Over at Dr. Free-Ride’s pad, Ken C. is most distressed that no one has attempted to debate our dear friend Rachel’s serious critique of the NSF report, Beyond Bias and Barriers.
Knowing how ably Rachel dissected the work of that horribly biased panel that put together that shoddy piece of work, I nevertheless shouldered the burden of taking on a point by point rebuttal of her main claims. You can find this rebuttal over at Dr. Free-Ride’s, just below Ken C.’s whining. Here’s a taste (quoting myself):
Well, Rachel is a freshman, and so perhaps she has not yet had a lot of experience with complicated graphics. Her analysis of Figure 3.6 on page 105 of the report is mistaken. Nowhere on the figure is there a three-year differential between men and women in age at assistant professor in any category.
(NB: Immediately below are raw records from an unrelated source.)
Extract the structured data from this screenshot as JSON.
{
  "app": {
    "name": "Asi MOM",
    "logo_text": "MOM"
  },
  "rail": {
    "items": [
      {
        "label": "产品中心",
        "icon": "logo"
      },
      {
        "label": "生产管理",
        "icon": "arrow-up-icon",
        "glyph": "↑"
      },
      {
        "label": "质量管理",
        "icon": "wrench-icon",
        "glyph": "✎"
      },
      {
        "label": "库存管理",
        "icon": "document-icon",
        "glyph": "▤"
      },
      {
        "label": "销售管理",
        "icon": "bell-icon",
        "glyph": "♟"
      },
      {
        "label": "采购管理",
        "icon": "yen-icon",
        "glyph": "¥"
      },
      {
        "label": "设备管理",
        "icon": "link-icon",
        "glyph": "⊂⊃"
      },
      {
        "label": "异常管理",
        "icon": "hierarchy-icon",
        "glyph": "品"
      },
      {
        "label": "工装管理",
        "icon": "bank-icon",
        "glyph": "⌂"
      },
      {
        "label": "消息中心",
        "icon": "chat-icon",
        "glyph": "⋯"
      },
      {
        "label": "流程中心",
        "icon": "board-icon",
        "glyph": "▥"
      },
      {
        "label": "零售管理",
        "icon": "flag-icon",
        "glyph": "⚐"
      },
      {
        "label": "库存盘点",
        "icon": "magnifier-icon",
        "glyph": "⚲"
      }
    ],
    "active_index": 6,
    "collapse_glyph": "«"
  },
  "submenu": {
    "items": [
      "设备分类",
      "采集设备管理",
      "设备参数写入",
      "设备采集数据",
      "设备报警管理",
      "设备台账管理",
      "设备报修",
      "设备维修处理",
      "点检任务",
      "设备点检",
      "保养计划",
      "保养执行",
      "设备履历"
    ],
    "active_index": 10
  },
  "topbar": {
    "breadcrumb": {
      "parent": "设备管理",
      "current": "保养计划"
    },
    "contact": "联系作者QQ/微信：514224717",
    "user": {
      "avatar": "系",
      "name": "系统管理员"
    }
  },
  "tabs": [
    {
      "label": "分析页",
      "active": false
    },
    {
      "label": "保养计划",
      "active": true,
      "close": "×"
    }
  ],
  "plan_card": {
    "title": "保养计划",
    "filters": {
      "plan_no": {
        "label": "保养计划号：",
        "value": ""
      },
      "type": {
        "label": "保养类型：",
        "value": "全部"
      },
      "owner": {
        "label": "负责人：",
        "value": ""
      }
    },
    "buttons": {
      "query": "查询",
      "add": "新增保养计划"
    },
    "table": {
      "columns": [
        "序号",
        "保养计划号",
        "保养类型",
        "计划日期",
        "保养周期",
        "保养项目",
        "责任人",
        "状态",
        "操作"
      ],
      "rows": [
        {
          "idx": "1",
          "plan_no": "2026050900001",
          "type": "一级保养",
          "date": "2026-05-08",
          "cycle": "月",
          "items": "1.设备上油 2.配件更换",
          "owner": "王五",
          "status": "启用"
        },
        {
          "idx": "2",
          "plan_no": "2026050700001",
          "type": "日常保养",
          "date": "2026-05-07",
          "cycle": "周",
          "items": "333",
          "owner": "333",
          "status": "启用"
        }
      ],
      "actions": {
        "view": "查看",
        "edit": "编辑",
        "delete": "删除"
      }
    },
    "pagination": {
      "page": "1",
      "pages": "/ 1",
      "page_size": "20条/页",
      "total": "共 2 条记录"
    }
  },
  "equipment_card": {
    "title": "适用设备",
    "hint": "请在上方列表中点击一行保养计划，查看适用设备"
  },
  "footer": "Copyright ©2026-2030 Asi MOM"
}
Data are for all faculty, married, single or parents. I could find nothing in the discussion of Figure 3.6 that attributes the difference in age at assistant professor to childbirth. In all STEM fields, average age at assistant professor is 34 for women, 32 for men. This might more likely reflect a longer time in the postdoc pool for women – but whatever, let’s ignore the age difference. How long till from assistant to associate? Average time is 5.5 years for women compared to 4.7 years for men. Then, time to full professor: 5.6 years for women, 5 years for men. Time to full professor step 6: 8.9 years for women, 8 years for men. From the time they become assistant professors, it takes women on average 2.3 extra years to traverse the entire tenure pathway. This has nothing to do with them starting the tenure pathway two years older on average than men. Rachel has taken 2.3 years, subtracted “1-3 years”, and gotten “.1 years”. I hope she did okay on her engineering math tests. Rachel also does not mention that Figure 3.6 is comprised of data from one institution, UC Berkeley, though the report notes that similar patterns were shown at other universities including Duke and MIT.